Suddenly he felt almost violently restless and kicked off his covers. Did he really have to accept the likely death sentence of being assigned to the Y-18? Like a woman who did not want to make love, a man who did not want to fight for life in a war could get constant headaches and backaches. If he complained enough to some doctor here in Brisbane, the word would be sent to the personnel officer in New Guinea and a replacement would arrive. Headquarters didn’t want skippers who were chronically ill. No one was forced to command a ship. So why not just beg off this crazy assignment?

He would not do that because he would not do that. Not much of an answer, but it was the truth.
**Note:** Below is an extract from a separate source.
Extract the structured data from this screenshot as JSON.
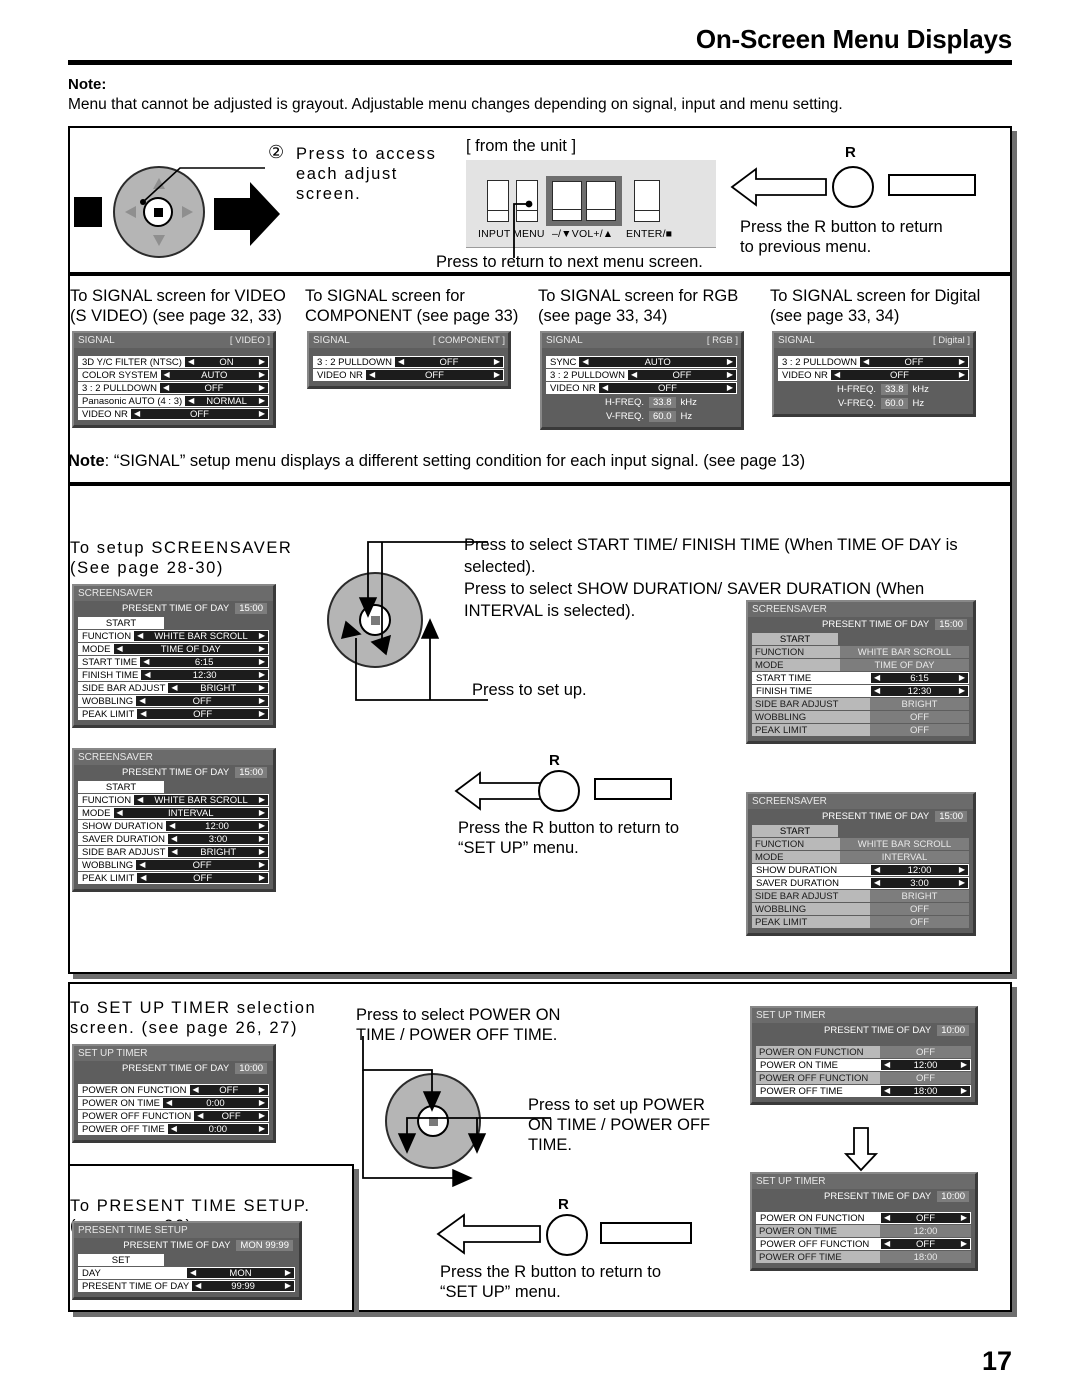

He remembered his father telling him that the Grants and his mother’s people, the Garricks, had fought in every American war and probably in the wars of England and Germany, where they came from, back through the centuries … “Wars never make much sense if you try to find fancy causes for them,” his father Charles had said. “No country is morally much superior to any other, if you think of history, and the battles over religion and politics always seem ridiculous in retrospect. One fact remains: it’s the nature of any human society to expand until it collides with another. It then is repulsed or swallows the other. A nation without enough good fighting men is bound to be swallowed. In time of peace no one likes fighting men—they are a reproach to our morality. But when the bugle blows as it does and will in almost every generation, a nation stands or falls according to the strength of its fighting men. Nowadays industry and science have a lot to do with the fighting of wars, but they would be useless without the cutting edge of fighting men. Never be ashamed that all your people have been fighting men. Your mother’s maiden name, Garrick, means ‘mighty warrior’ in Teutonic and ‘Grant’ means great, as old U. S. Grant, Unconditional Surrender Grant himself, was on the battlefield. He’s only a distant, collateral ancestor of ours, but we are of the same stock. We don’t panic in time of war. Everyone wonders how he’d act under fire, but I’ll tell you right now how you’ll feel. Your fear will go when the first shot is fired. The action will all seem to slow down, no matter how fast it is, and your mind will have plenty of time to think. You’ll feel something that’s more than excitement, a sense that this is the kind of job you were born to do and no man can do it better. I don’t mean you’ll go charging ahead recklessly—your mind will work out all the advantages for you and your men. You will attack only when you can win and retreat only to fight again.”

“Is that what you did on a subchaser?” Syl as a small boy had asked his father.

“More or less.” His father had smiled when he said it, but he was serious.

Now all that sounded fine and maybe some of it was true, but it would be hard to feel any transporting exhilaration standing on the deck of a gas tanker under fire. There he would be just a big fat explosive target with no chance to fight back …

All right. Enough. I’ve been elected, whether all that romantic garbage makes sense or not. I can’t bug out because I’d feel too bad if I did. It probably helps to think that life wouldn’t be too great for me even if I did get home, but meanwhile I’ve got a few weeks in Australia, maybe a month. I’m not going to waste that mooning about Sally, or touring lonely bars. There must be some way to meet a girl who will give me a good month, but how …?

Syl fell asleep, his erotic dreams full of faceless women, products of his imagination, not memory. Still … when he woke up at eight he felt oddly refreshed. Maybe something had been resolved.